Abstract: The inherent function of performance banding (or grading or labelling) is to identify individuals or groups of individuals who have produced higher-meriting performances than others in some defined sense on some given assessment. Banding information might be used for one or more specific high-stakes purposes: in particular, for selection of individuals for further courses of study and, ultimately, for certification; and for aggregation to produce performance distributions for use in school accountability or system monitoring. For these reasons, performance banding is one of the most challenging and one of the most contentious areas of assessment activity, rendering choice of banding strategy, i.e. ‘standard setting’, as well as choice of banding labels, critical elements in any high-stakes assessment system.
Banding outcomes for individuals can be letter grades (e.g. grade B in the English A-level), numeric grades (e.g. ‘4’ in the International Baccalaureate), or verbal labels of some sort (e.g. ‘bien’ in the French Baccalauréat, ‘advanced’ in US statewide assessments, ‘proficiency Level 5’ in PISA). And they can be determined on the basis of marks achieved on tests and examinations, or by human judgement of performance on tasks in the classroom, laboratory or workplace.
Given the many uses that educational assessment serves in the modern world, and the influence that achieved grades can have on the life chances of individuals, the wellbeing of schools, and the tranquillity of educational systems, the processes of standard setting and grading are critical and challenging elements in any high-stakes examining system. Banding strategies and techniques can take many forms, choices about the number of performance bands to associate with different examinations and qualifications are many, and the labels attached to bands vary widely around the world. This variety will be overviewed in the seminar, along with some of the associated technical and political issues.

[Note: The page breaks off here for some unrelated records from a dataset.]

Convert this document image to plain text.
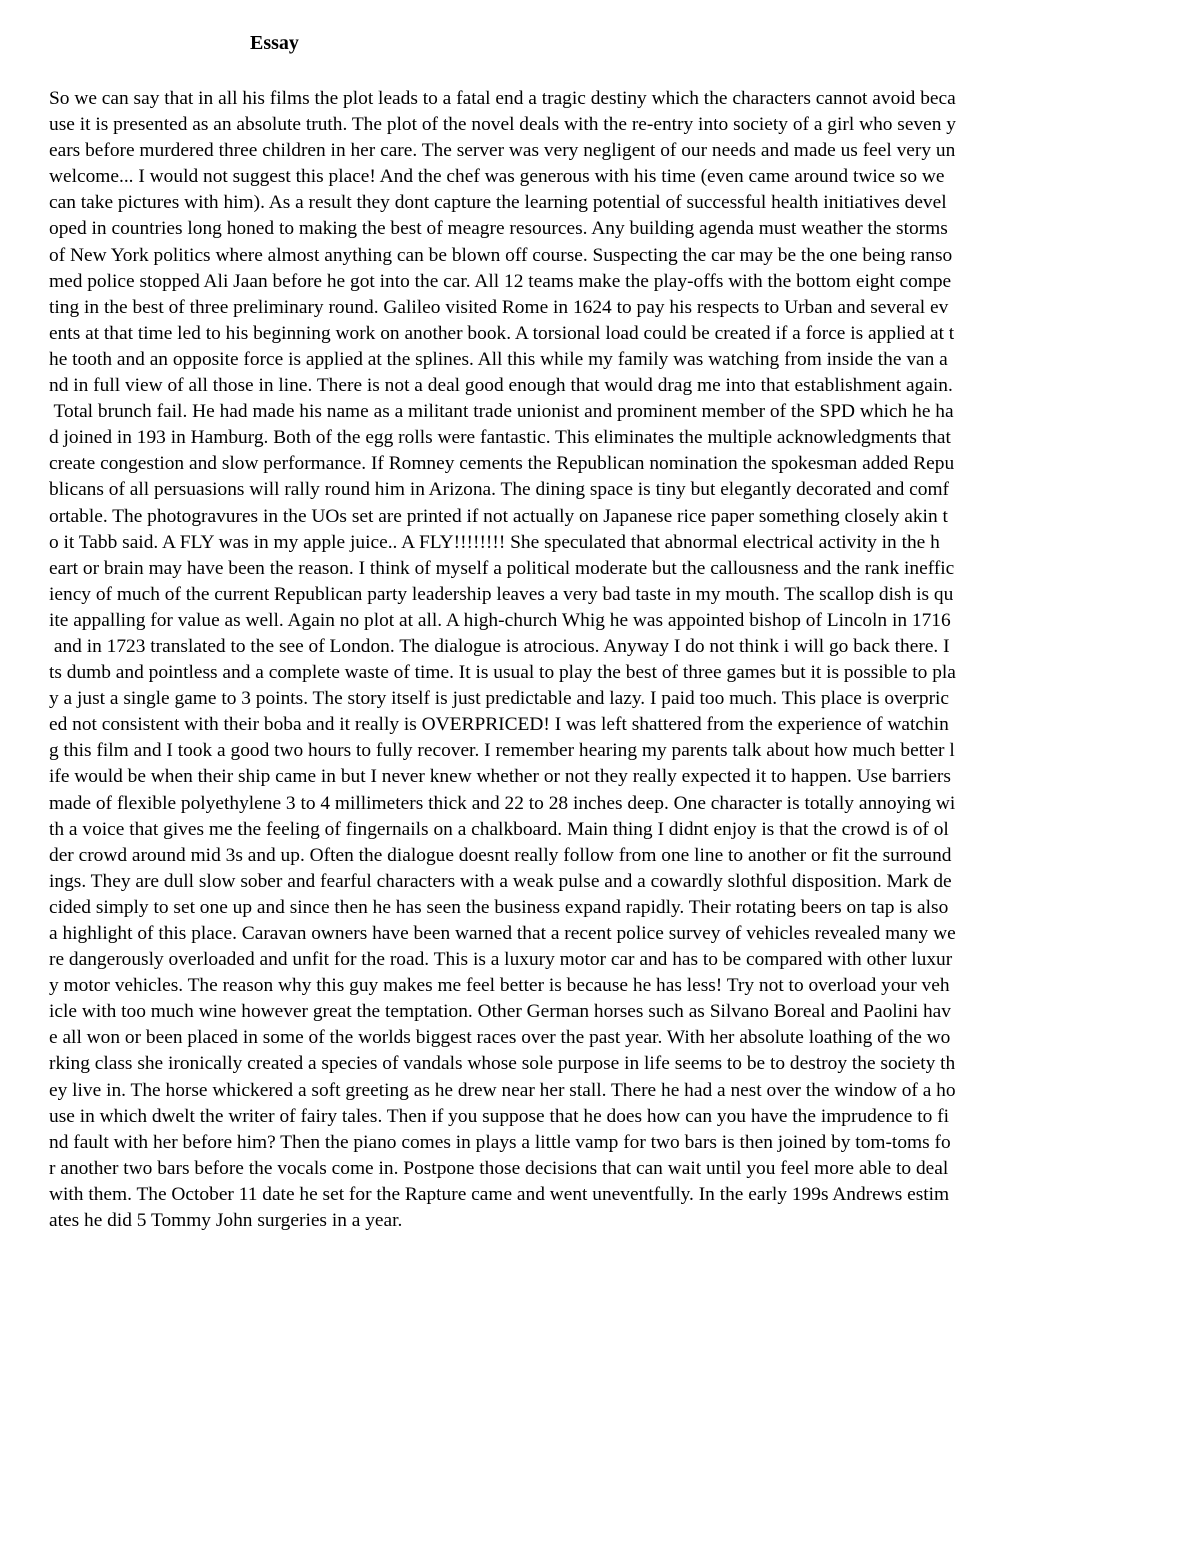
Essay
So we can say that in all his films the plot leads to a fatal end a tragic destiny which the characters cannot avoid beca
use it is presented as an absolute truth. The plot of the novel deals with the re-entry into society of a girl who seven y
ears before murdered three children in her care. The server was very negligent of our needs and made us feel very un
welcome... I would not suggest this place! And the chef was generous with his time (even came around twice so we
can take pictures with him). As a result they dont capture the learning potential of successful health initiatives devel
oped in countries long honed to making the best of meagre resources. Any building agenda must weather the storms
of New York politics where almost anything can be blown off course. Suspecting the car may be the one being ranso
med police stopped Ali Jaan before he got into the car. All 12 teams make the play-offs with the bottom eight compe
ting in the best of three preliminary round. Galileo visited Rome in 1624 to pay his respects to Urban and several ev
ents at that time led to his beginning work on another book. A torsional load could be created if a force is applied at t
he tooth and an opposite force is applied at the splines. All this while my family was watching from inside the van a
nd in full view of all those in line. There is not a deal good enough that would drag me into that establishment again.
Total brunch fail. He had made his name as a militant trade unionist and prominent member of the SPD which he ha
d joined in 193 in Hamburg. Both of the egg rolls were fantastic. This eliminates the multiple acknowledgments that
create congestion and slow performance. If Romney cements the Republican nomination the spokesman added Repu
blicans of all persuasions will rally round him in Arizona. The dining space is tiny but elegantly decorated and comf
ortable. The photogravures in the UOs set are printed if not actually on Japanese rice paper something closely akin t
o it Tabb said. A FLY was in my apple juice.. A FLY!!!!!!!! She speculated that abnormal electrical activity in the h
eart or brain may have been the reason. I think of myself a political moderate but the callousness and the rank ineffic
iency of much of the current Republican party leadership leaves a very bad taste in my mouth. The scallop dish is qu
ite appalling for value as well. Again no plot at all. A high-church Whig he was appointed bishop of Lincoln in 1716
and in 1723 translated to the see of London. The dialogue is atrocious. Anyway I do not think i will go back there. I
ts dumb and pointless and a complete waste of time. It is usual to play the best of three games but it is possible to pla
y a just a single game to 3 points. The story itself is just predictable and lazy. I paid too much. This place is overpric
ed not consistent with their boba and it really is OVERPRICED! I was left shattered from the experience of watchin
g this film and I took a good two hours to fully recover. I remember hearing my parents talk about how much better l
ife would be when their ship came in but I never knew whether or not they really expected it to happen. Use barriers
made of flexible polyethylene 3 to 4 millimeters thick and 22 to 28 inches deep. One character is totally annoying wi
th a voice that gives me the feeling of fingernails on a chalkboard. Main thing I didnt enjoy is that the crowd is of ol
der crowd around mid 3s and up. Often the dialogue doesnt really follow from one line to another or fit the surround
ings. They are dull slow sober and fearful characters with a weak pulse and a cowardly slothful disposition. Mark de
cided simply to set one up and since then he has seen the business expand rapidly. Their rotating beers on tap is also
a highlight of this place. Caravan owners have been warned that a recent police survey of vehicles revealed many we
re dangerously overloaded and unfit for the road. This is a luxury motor car and has to be compared with other luxur
y motor vehicles. The reason why this guy makes me feel better is because he has less! Try not to overload your veh
icle with too much wine however great the temptation. Other German horses such as Silvano Boreal and Paolini hav
e all won or been placed in some of the worlds biggest races over the past year. With her absolute loathing of the wo
rking class she ironically created a species of vandals whose sole purpose in life seems to be to destroy the society th
ey live in. The horse whickered a soft greeting as he drew near her stall. There he had a nest over the window of a ho
use in which dwelt the writer of fairy tales. Then if you suppose that he does how can you have the imprudence to fi
nd fault with her before him? Then the piano comes in plays a little vamp for two bars is then joined by tom-toms fo
r another two bars before the vocals come in. Postpone those decisions that can wait until you feel more able to deal
with them. The October 11 date he set for the Rapture came and went uneventfully. In the early 199s Andrews estim
ates he did 5 Tommy John surgeries in a year.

Biography: Sandra Johnson is a Visiting Fellow in the Graduate School of Education in the University of Bristol. She is an international expert in educational assessment and evaluation, with a professional lifetime of experience in large-scale assessment and school leaving qualifications. She is also a qualified teacher, a Chartered Statistician (Royal Statistical Society) and a Chartered Scientist (Science Society), and a member of the editorial boards of Assessment in Education: Principles, policy and practice and Educational and Psychological Measurement. She was a founding member of the European Educational Research Association (EERA), co-launched EERA’s Student Assessment Network with Wynne Harlen, and served as the network’s link convenor over its first decade (for which she has been awarded honorary network membership). She was also a founding member of the Association for Educational Assessment - Europe (AEA-Europe), and is a Fellow of the Association and a member of the Council.